On 14 November 1992, 3.2 tonnes of explosives was discovered during a routine check on a lorry travelling on Stoke Newington Road, part of the A10, one of the main routes between London and the north. The Volvo lorry was stopped by police around 1 am; the occupants fled. Constable Raymond Hall - a former Royal Engineer soldier and Falklands War veteran - chased the suspects to a residential street, where he was shot twice by one of them. Shortly afterwards police arrested one man, Irish lorry driver Patrick Kelly, a member of the Provisional IRA, who was alleged to have been driving the lorry.[1]

Stoke Newington Road lorry bomb incident
Part of the Troubles
LocationShacklewell, London, United Kingdom
Date14 November 1992
1:00 am (UTC)
Attack type
Shooting
Deaths0
Injured1
PerpetratorProvisional Irish Republican Army

The large amount of explosives, which was bigger than that used in the Baltic Exchange bombing earlier that year, could have caused "massive destruction".[2] Investigations found detonation material inside the lorry as well.[3] Officers from the Metropolitan Police Anti-Terrorist Branch were unable to determine the intended target, although it occurred on the day of the Lord Mayor's Show.

Arrests and convictions

In October 1993, Kelly was convicted and sentenced to 25 years in prison for conspiracy to cause explosions, and for the attempted murder of Hall.
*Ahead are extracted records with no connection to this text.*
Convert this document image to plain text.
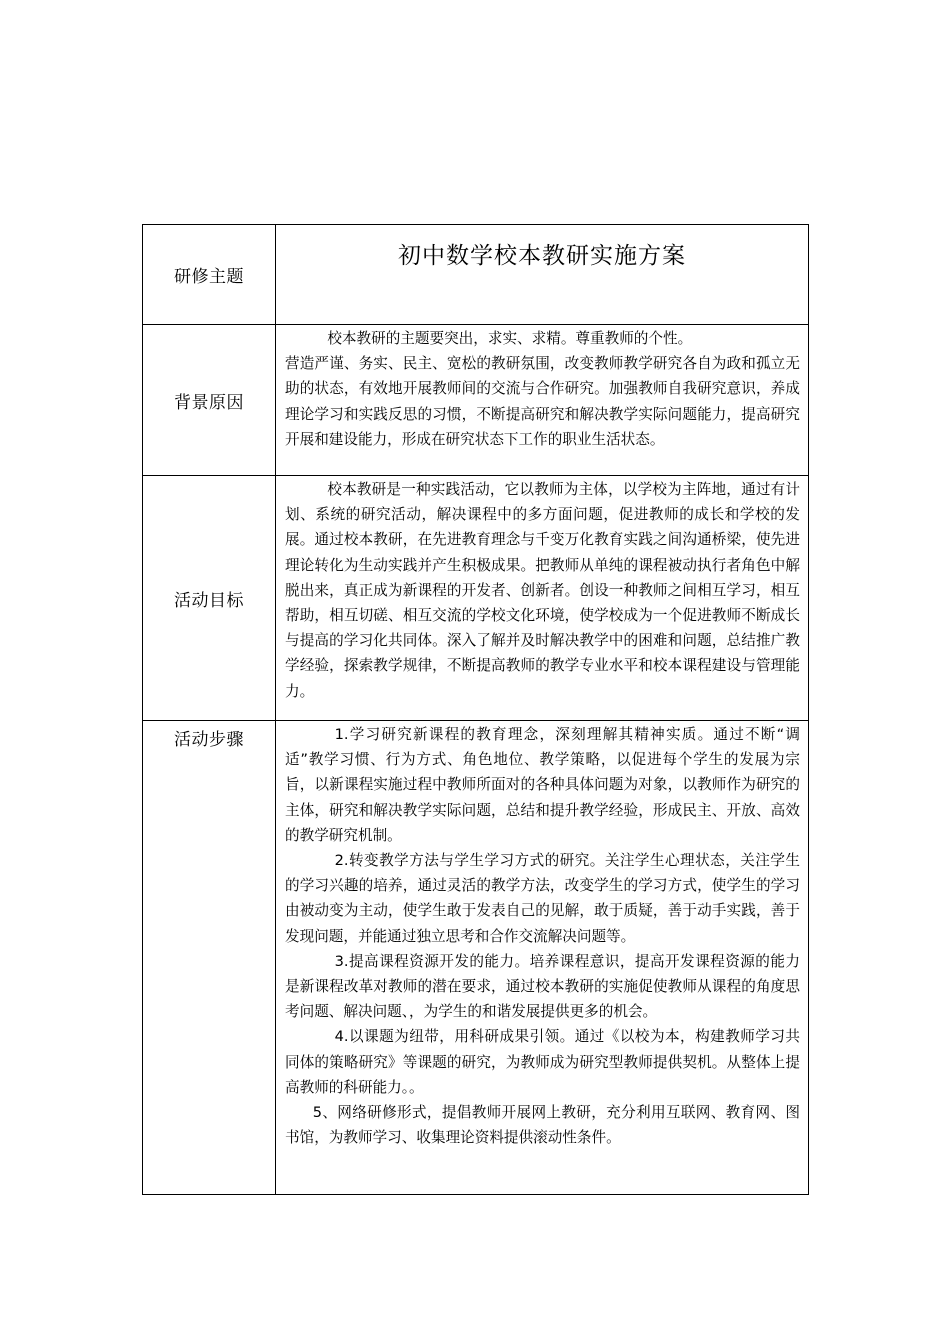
研修主题	初中数学校本教研实施方案

背景原因	校本教研的主题要突出，求实、求精。尊重教师的个性。

营造严谨、务实、民主、宽松的教研氛围，改变教师教学研究各自为政和孤立无助的状态，有效地开展教师间的交流与合作研究。加强教师自我研究意识，养成理论学习和实践反思的习惯，不断提高研究和解决教学实际问题能力，提高研究开展和建设能力，形成在研究状态下工作的职业生活状态。

活动目标	校本教研是一种实践活动，它以教师为主体，以学校为主阵地，通过有计划、系统的研究活动，解决课程中的多方面问题，促进教师的成长和学校的发展。通过校本教研，在先进教育理念与千变万化教育实践之间沟通桥梁，使先进理论转化为生动实践并产生积极成果。把教师从单纯的课程被动执行者角色中解脱出来，真正成为新课程的开发者、创新者。创设一种教师之间相互学习，相互帮助，相互切磋、相互交流的学校文化环境，使学校成为一个促进教师不断成长与提高的学习化共同体。深入了解并及时解决教学中的困难和问题，总结推广教学经验，探索教学规律，不断提高教师的教学专业水平和校本课程建设与管理能力。

活动步骤	1.学习研究新课程的教育理念，深刻理解其精神实质。通过不断“调适”教学习惯、行为方式、角色地位、教学策略，以促进每个学生的发展为宗旨，以新课程实施过程中教师所面对的各种具体问题为对象，以教师作为研究的主体，研究和解决教学实际问题，总结和提升教学经验，形成民主、开放、高效的教学研究机制。

2.转变教学方法与学生学习方式的研究。关注学生心理状态，关注学生的学习兴趣的培养，通过灵活的教学方法，改变学生的学习方式，使学生的学习由被动变为主动，使学生敢于发表自己的见解，敢于质疑，善于动手实践，善于发现问题，并能通过独立思考和合作交流解决问题等。

3.提高课程资源开发的能力。培养课程意识，提高开发课程资源的能力是新课程改革对教师的潜在要求，通过校本教研的实施促使教师从课程的角度思考问题、解决问题、，为学生的和谐发展提供更多的机会。

4.以课题为纽带，用科研成果引领。通过《以校为本，构建教师学习共同体的策略研究》等课题的研究，为教师成为研究型教师提供契机。从整体上提高教师的科研能力。。

5、网络研修形式，提倡教师开展网上教研，充分利用互联网、教育网、图书馆，为教师学习、收集理论资料提供滚动性条件。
Kelly was suffering from skin cancer whilst in prison, but was denied medical treatment during his time in three prisons in England and Northern Ireland. Campaigners - which included MP Jeremy Corbyn - won a case in 1996 to transfer him to a prison in Portlaoise in the Republic of Ireland, where under Irish jurisdiction he received medical treatment for his serious illness. The case was seen as an example of British human rights violations of Irish prisoners.[4] Despite treatment Kelly died on 11 June 1997. He was buried in County Laois in the Republic and his funeral attended by many people from South Armagh.[5]

In 1994, English IRA member Patrick Hayes, during sentencing at the Old Bailey for the 1993 Harrods bombing and an attempted bombing in Canary Wharf,[6] said that he was the driver in the Stoke Newington Road incident and that Kelly was innocent, convicted because of his Irish nationality.[7] Hayes was released in 1999 as part of the Good Friday Agreement.[8]